DI LUCA SOLDI

luca soldi

Le nozze sono un momento troppo importante per essere celebrate con i fichi secchi.
Si rischia davvero di essere ridicoli. Quei fichi secchi offerti agli invitati sono il segno di una povertà estrema. E quindi, quelle nozze, sarebbe meglio non celebrarle. Può scapparci pure qualche sorriso. Meglio aspettare qualche mese ed accumulare qualche risparmio in più.
E quando si parla di una festa, come può essere un matrimonio, il ragionamento può funzionare. Ma l’accostamento fatto dal Ministro per la Salute, Beatrice Lorenzin, ha ben poco della battuta simpatica.
E’ accaduto che ieri, il massimo referente, il vertice, la figura responsabile della salute dei cittadini italiani si sia fatta scappare una di quelle frasi che mai si sarebbe dovuto ascoltare.
La Lorenzin ha voluto commentare i drammatici dati forniti dal rapporto CENSIS, nei quali si legge che sono diventati ben 11 milioni gli italiani che, nel 2016, hanno dovuto rinviare o rinunciare a prestazioni sanitarie a causa di difficoltà economiche.
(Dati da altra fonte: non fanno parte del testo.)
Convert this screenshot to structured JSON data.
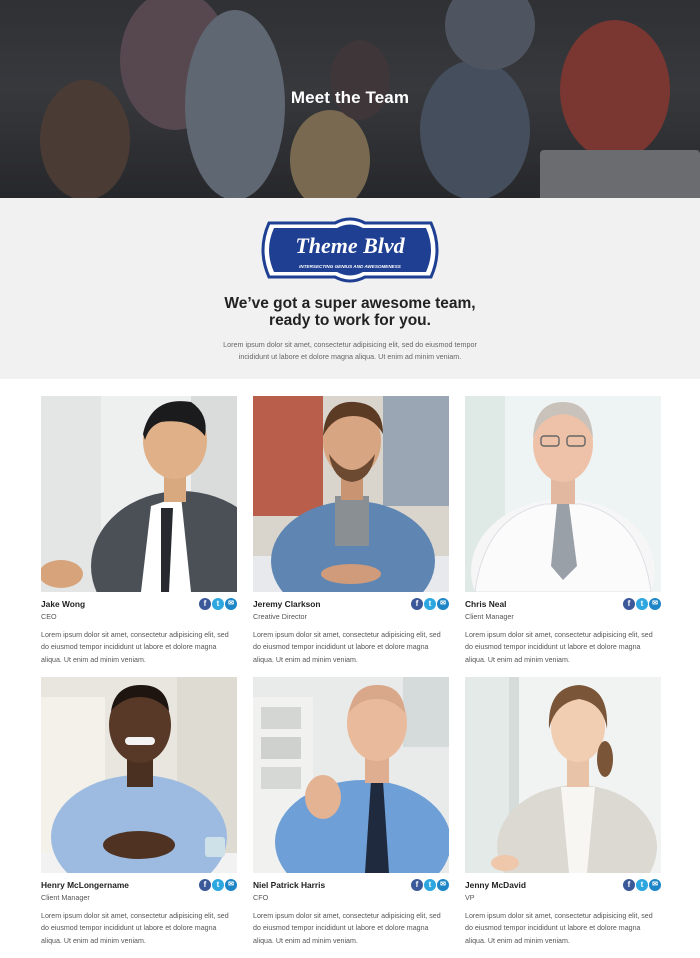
{
  "hero": {
    "title": "Meet the Team"
  },
  "logo": {
    "text": "Theme Blvd",
    "tagline": "INTERSECTING GENIUS AND AWESOMENESS"
  },
  "intro": {
    "headline_line1": "We’ve got a super awesome team,",
    "headline_line2": "ready to work for you.",
    "text_line1": "Lorem ipsum dolor sit amet, consectetur adipisicing elit, sed do eiusmod tempor",
    "text_line2": "incididunt ut labore et dolore magna aliqua. Ut enim ad minim veniam."
  },
  "social_icons": [
    "facebook-icon",
    "twitter-icon",
    "email-icon"
  ],
  "colors": {
    "facebook": "#3b5998",
    "twitter": "#2ca7e0",
    "email": "#1e86c6",
    "logo_blue": "#1f3f93"
  },
  "team": [
    {
      "name": "Jake Wong",
      "role": "CEO",
      "bio1": "Lorem ipsum dolor sit amet, consectetur adipisicing elit, sed",
      "bio2": "do eiusmod tempor incididunt ut labore et dolore magna",
      "bio3": "aliqua. Ut enim ad minim veniam."
    },
    {
      "name": "Jeremy Clarkson",
      "role": "Creative Director",
      "bio1": "Lorem ipsum dolor sit amet, consectetur adipisicing elit, sed",
      "bio2": "do eiusmod tempor incididunt ut labore et dolore magna",
      "bio3": "aliqua. Ut enim ad minim veniam."
    },
    {
      "name": "Chris Neal",
      "role": "Client Manager",
      "bio1": "Lorem ipsum dolor sit amet, consectetur adipisicing elit, sed",
      "bio2": "do eiusmod tempor incididunt ut labore et dolore magna",
      "bio3": "aliqua. Ut enim ad minim veniam."
    },
    {
      "name": "Henry McLongername",
      "role": "Client Manager",
      "bio1": "Lorem ipsum dolor sit amet, consectetur adipisicing elit, sed",
      "bio2": "do eiusmod tempor incididunt ut labore et dolore magna",
      "bio3": "aliqua. Ut enim ad minim veniam."
    },
    {
      "name": "Niel Patrick Harris",
      "role": "CFO",
      "bio1": "Lorem ipsum dolor sit amet, consectetur adipisicing elit, sed",
      "bio2": "do eiusmod tempor incididunt ut labore et dolore magna",
      "bio3": "aliqua. Ut enim ad minim veniam."
    },
    {
      "name": "Jenny McDavid",
      "role": "VP",
      "bio1": "Lorem ipsum dolor sit amet, consectetur adipisicing elit, sed",
      "bio2": "do eiusmod tempor incididunt ut labore et dolore magna",
      "bio3": "aliqua. Ut enim ad minim veniam."
    }
  ]
}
La ministra ha detto: ”Il Sistema Sanitario deve fare i conti con la grave crisi economica che le famiglie stanno vivendo e questa indagine Censis ci conferma la necessità di difendere l’aumento previsto del Fondo Sanitario per il 2017-18, che intendiamo utilizzare tra l’altro per sbloccare il turn over. Deve essere chiaro a tutti che non si possono fare le nozze con i fichi secchi”.
La ricerca Censis-Rbm, presentata in occasione del Welfare Day, denuncia quello che la Lorenzin ha liquidato con una battuta, evidenzia che ci sono persone che non riescono a “finanziarsi” le prestazioni di cui avrebbero bisogno.
E la parola “finanziarsi” e’ bene ribadirla, sottolinearla, perché alcuni esami, alcune cure, richiedono di esborsare importi decisamente sproporzionati rispetto alla pensione oppure allo stipendio saltuario, percepito.
Sì, perché a soffrire del problema, a veder negato il diritto alla salute, sono in particolare 2,4 milioni di anziani e 2,2 milioni di millennials, ovvero i nati tra gli anni ’80 e il 2000.
“L’universo della sanità negata tende a dilatarsi”, tra “nuovi confini nell’accesso al pubblico e obbligo di fatto di comprare prestazioni sanitarie”, commentano dal Censis-Rbm Assicurazione Salute. Ma meno sanità, meno prevenzione vuol dire anche “meno salute per chi ha difficoltà economiche o comunque non riesce a pagare di tasca propria le prestazioni nel privato o in intramoenia”.
Senza considerare che la mancata prevenzione, l’allentamento sulle analisi e le diagnosi porta poi a degenerare, a far scoppiare patologie, anche gravi i cui costi diventano poi un macigno dal punto di vista economico per la sanità pubblica.